С.С. подходит совсем близко, - медлит, - и тогда я сам тычусь носом ему в грудь, - в его колючий свитер, - Стас снова медлит, - я всхлипываю, - Стас наконец-то меня осторожно обнимает, - я прижимаюсь к свитеру лицом сильнее, - я плачу…
- Илья! - громко говорит С.С., я слышу его голос не ушами, их у меня заложило, от обиды, что ли, я слышу этот окрик из груди Стаса, из его свитера всем своим лицом, и этот окрик тоже, как и свитер, колючий… - Выйди! Ил, сейчас же выйди!
Пауза, - я затаился у С.С. на груди… вышел, гад. Это мне и слышать не надо, я зеленоглазого научился просто чувствовать, всем телом…
- Извинись, Илья, - теперь уже негромко говорит Стас, негромко, и с угрозой, и я совсем затихаю, даже всхлипывать боюсь, ведь что-то очень серьёзное сейчас у нас троих происходит… - Извинись, и по-настоящему, без шуточек. Сам, что ли, не видишь, идиот? Ну?
Да, только так! Я отнимаю заплаканное лицо от груди Стаса:
- Да! Извинись! Ты что, совсем, что ли, - охренел, что ли, совсем? Я ж просил тебя, а ты обещал, что никому… Как же так, зачем ты так со мной?

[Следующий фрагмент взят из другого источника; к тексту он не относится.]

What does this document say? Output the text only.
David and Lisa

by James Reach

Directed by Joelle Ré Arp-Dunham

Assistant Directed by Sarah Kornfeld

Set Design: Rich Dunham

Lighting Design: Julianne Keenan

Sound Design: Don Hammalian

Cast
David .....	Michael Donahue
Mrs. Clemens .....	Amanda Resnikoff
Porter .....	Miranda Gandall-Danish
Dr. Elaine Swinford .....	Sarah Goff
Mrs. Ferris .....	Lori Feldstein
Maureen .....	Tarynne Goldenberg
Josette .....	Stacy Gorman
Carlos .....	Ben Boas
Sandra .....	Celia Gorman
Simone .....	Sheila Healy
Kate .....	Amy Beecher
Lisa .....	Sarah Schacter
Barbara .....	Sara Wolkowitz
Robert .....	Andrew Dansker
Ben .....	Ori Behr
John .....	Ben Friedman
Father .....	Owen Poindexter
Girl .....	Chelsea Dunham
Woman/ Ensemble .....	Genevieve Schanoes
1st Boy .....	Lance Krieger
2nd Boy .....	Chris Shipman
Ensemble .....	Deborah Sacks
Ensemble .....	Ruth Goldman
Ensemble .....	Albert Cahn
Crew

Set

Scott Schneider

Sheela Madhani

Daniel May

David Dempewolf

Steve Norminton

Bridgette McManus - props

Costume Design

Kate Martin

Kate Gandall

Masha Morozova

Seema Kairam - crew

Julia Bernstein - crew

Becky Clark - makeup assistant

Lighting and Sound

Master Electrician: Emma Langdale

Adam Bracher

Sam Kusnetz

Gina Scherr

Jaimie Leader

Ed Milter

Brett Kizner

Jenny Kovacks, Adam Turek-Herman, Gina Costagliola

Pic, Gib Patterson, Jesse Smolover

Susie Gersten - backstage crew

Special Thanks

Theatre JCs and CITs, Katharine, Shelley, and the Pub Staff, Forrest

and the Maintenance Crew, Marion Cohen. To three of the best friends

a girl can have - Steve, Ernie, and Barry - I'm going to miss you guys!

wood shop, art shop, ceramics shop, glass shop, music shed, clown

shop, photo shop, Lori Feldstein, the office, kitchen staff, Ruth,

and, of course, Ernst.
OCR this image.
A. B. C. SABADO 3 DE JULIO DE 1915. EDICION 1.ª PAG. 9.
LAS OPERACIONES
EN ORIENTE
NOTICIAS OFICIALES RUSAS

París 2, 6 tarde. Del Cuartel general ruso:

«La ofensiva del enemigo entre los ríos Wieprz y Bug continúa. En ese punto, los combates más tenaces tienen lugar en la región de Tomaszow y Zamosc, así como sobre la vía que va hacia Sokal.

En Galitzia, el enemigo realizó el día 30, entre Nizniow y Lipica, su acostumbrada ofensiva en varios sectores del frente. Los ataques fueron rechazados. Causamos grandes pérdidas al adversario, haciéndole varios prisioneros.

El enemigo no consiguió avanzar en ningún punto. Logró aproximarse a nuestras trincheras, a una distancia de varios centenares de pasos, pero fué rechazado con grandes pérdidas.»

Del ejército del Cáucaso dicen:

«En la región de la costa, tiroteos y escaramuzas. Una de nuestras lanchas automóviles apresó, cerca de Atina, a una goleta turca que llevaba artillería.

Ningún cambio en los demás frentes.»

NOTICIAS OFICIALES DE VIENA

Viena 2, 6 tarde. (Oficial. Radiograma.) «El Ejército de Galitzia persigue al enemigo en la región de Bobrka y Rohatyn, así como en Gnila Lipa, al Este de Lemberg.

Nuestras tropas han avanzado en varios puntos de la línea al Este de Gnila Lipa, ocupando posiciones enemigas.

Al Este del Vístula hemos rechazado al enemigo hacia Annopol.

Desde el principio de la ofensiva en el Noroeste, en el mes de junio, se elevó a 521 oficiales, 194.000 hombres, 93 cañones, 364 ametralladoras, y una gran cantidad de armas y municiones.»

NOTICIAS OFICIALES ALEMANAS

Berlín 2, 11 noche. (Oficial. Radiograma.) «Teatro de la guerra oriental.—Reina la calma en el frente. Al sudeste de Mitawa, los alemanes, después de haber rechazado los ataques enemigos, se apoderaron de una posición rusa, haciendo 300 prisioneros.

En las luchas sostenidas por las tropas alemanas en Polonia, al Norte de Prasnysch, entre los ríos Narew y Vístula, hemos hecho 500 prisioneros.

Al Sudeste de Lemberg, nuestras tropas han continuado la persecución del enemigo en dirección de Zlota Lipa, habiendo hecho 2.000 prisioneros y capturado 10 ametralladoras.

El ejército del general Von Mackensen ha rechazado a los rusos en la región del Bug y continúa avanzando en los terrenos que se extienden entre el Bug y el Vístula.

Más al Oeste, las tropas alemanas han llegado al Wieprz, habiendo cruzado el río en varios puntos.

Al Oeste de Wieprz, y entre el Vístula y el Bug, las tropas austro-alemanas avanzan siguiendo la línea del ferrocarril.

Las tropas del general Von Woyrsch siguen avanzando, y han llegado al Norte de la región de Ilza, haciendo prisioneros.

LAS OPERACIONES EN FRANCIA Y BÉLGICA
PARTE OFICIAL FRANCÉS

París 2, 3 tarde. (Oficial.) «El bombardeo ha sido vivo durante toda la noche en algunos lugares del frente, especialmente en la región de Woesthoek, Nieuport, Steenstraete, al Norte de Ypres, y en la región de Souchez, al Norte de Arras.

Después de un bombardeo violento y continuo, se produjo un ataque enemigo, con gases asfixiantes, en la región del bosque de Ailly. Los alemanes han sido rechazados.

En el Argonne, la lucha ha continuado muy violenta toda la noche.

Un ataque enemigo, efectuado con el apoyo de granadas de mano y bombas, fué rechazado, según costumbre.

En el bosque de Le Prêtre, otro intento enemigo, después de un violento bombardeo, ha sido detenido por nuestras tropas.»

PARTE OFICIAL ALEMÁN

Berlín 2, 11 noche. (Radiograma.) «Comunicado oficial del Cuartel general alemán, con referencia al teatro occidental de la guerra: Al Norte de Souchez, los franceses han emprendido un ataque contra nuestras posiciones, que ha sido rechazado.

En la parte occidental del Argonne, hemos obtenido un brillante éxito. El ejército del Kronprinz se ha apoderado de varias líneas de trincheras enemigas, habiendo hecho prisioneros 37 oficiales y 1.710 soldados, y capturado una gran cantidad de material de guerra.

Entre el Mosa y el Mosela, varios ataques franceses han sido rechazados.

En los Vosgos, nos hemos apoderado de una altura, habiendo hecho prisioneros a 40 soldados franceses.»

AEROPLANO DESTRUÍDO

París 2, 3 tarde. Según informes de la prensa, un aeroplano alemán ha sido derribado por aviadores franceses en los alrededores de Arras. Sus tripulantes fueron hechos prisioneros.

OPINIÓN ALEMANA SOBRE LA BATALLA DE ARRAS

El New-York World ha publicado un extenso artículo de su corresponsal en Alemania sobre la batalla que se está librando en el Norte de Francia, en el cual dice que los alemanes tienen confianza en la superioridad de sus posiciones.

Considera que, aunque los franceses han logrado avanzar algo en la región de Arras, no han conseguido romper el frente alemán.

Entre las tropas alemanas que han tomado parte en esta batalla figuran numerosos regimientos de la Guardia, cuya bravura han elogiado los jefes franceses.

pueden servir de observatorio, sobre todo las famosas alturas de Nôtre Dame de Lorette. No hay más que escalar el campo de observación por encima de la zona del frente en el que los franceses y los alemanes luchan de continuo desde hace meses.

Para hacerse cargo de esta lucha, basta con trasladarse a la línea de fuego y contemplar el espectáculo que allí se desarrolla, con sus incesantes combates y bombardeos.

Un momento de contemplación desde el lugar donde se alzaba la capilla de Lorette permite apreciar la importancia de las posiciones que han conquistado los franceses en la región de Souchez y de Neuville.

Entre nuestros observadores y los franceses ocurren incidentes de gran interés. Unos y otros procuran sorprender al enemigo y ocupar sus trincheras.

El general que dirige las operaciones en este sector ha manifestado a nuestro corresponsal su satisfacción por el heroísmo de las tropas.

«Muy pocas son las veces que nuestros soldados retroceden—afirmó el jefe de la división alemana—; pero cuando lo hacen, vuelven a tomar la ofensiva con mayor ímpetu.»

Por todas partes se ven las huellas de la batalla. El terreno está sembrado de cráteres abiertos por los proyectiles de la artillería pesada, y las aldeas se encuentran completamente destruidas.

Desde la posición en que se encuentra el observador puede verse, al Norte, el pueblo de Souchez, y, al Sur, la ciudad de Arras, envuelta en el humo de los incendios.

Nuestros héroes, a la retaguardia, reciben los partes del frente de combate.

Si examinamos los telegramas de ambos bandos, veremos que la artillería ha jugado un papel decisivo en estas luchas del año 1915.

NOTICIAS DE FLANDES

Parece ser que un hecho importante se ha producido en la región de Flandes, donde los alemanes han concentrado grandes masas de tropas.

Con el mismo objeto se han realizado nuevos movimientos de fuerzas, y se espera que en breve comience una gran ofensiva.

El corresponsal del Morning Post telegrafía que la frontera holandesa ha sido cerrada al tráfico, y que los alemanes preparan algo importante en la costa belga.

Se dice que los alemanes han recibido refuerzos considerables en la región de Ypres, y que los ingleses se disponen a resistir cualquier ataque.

Нельзя же… Я же к тебе… по-настоящему, а ты… как гад ты со мной… - я снова прячу лицо в свитере у Стаса, и глухо, накалывая губы, говорю в этот колючий свитер: - И ты по-настоящему извинись, только так…
Да, научился я его чувствовать, - вот он сейчас подходит… да, поднимает руку, сейчас он мне её… да, кладёт её мне на плечо, гладит, гад зеленоглазый… опускает свою ладонь мне на лопатки… гад… я дёргаю плечом, всхлипываю… - мне хорошо, - какая сладкая боль в груди… - а Илюха руку не убирает, и я чувствую, что она у него ласковая, - хорошо…
- Э-хе-хе… Пусти его, Стаська… Гришка, иди ко мне.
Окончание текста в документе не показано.